Il governo dice, a parole, di essere “del cambiamento”, ma a conti fatti la lentezza del suo procedere è quanto mai evidente. Governare un Paese complesso come l’Italia è difficile. A maggior ragione se la coalizione di governo è litigiosa e senza una linea guida. Il premier Giuseppe Conte sembra sempre sballottato a destra (Salvini) e sinistra (Di Maio, onestamente non sa neanche lui dove stia), impossibilitato a far valere il dettato costituzionale, che all’art. 95 recita: “Il Presidente del Consiglio dei Ministri dirige la politica generale del Governo e ne è responsabile. Mantiene l'unità di indirizzo politico ed amministrativo, promuovendo e coordinando l'attività dei Ministri”.

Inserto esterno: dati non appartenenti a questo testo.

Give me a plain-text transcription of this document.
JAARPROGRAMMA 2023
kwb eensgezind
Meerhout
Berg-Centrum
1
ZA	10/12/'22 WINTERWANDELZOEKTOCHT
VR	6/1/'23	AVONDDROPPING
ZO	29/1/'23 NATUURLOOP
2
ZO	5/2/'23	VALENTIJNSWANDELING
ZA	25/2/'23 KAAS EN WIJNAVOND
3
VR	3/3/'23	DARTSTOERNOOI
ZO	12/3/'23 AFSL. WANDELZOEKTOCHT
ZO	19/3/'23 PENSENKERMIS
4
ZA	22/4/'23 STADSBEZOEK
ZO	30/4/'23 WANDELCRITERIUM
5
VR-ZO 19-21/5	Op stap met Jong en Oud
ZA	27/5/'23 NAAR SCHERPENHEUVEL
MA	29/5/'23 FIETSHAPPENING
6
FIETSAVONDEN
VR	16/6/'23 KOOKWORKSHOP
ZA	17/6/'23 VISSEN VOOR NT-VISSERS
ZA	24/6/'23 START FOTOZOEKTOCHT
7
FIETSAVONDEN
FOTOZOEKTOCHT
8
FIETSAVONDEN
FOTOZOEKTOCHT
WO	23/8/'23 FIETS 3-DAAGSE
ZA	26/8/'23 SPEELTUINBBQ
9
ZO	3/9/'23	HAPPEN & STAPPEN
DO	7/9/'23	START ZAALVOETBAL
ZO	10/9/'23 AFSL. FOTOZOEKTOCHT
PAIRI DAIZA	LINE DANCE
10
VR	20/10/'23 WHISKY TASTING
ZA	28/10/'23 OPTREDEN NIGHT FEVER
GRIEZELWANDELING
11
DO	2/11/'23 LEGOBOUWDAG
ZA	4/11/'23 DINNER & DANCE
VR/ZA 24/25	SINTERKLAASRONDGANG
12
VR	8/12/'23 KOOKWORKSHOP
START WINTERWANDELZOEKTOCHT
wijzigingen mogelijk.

Qualcuno è in grado di sostenere che Conte dirige, guida e fa valere la sua leadership? Assistiamo per l’ennesima volta a un fiume di parole prima dell’approvazione di un decreto. L’impasse, questa volta riguarda il Decreto crescita, approvato “salvo intese” il 4 aprile e ancora in gestazione. A ieri mattina le intese non erano ancora state raggiunte. A peggiorare il clima ci ha pensato il leader della Lega Matteo Salvini definendo il decreto Salva Roma (12 miliardi di euro di debiti che passerebbero allo Stato, con buona pace dei contribuenti costretti a rimpinguare le casse del Comune di Roma, gestito negli anni in modo spaventoso) come Salva Raggi (Virginia Raggi sindaco di Roma, ndr) e rincarando la dose: “Non ci sono Comuni di serie A e Comuni di serie B. Se in tanti hanno problemi, aiutiamo tutti quelli che hanno i problemi”. La lingua italiana è usata male ma tant’è, alla maggioranza degli italiani piace così.
Di Maio ha risposto da par suo così: “Il Salva Roma lo portiamo comunque in Consiglio dei ministri; se la Lega vota contro, sceglie di aprire la crisi”. A tutto questo can can si unisce il caso di Armando Siri - il sottosegretario leghista, indagato per corruzione – sul quale incombe la mannaia dei 5 Stelle. Il Pm antimafia Nino Di Matteo ha spiegato a Repubblica come “Cosa Nostra può leggere come un segnale la difesa leghista di Siri”. Come possono i 5 Stelle – andati al potere con il grido “onestà” – tollerare una situazione simile?
Naturalmente i contenuti del decreto Crescita passano in secondo piano. Anche perché di qualità ce n’è ben poca. Si parla di un provvedimento “Sblocca cantieri”, ma la farraginosità delle procedure pubbliche rende veramente difficile vedere subito un effetto sulla crescita economica, al momento ferma e immobile, dovuta in gran parte alle aspettative negative generate da questa compagine governativa, all’attacco contro l’Europa, i mercati finanziari (che ci finanziano ogni mese) e tutte le autorità di garanzia, compresa la Banca d’Italia, che purtroppo, aveva ragione da vendere sulla revisione delle stime del pil al ribasso.
Un fatto è comunque certo: il salvataggio di Alitalia. L’ennesimo prestito è stato convertito in capitale, nonostante la contrarietà della Commissione europea. Non si contano negli anni i denari buttati nella fornace della peggiore compagnia aerea del mondo: più vola, più perde. E questo sarebbe il decreto crescita? Si tratta di un ossimoro, come ghiaccio bollente. L’unica cosa che cresce in questo decreto è il debito pubblico, che ha raggiunto i 2.353 miliardi di euro, 70 miliardi in più rispetto all’anno scorso.
Come hanno spiegato gli economisti Reinhart e Rogoff, con un debito pubblico nell’intorno del 132% la crescita economica è molto più difficile da conseguire perchè il costo del debito grava sulle imprese e sugli investimenti pubblici, che infatti da anni languono e spesso sono diretti verso progetti poco rispondenti alle esigenze della popolazione.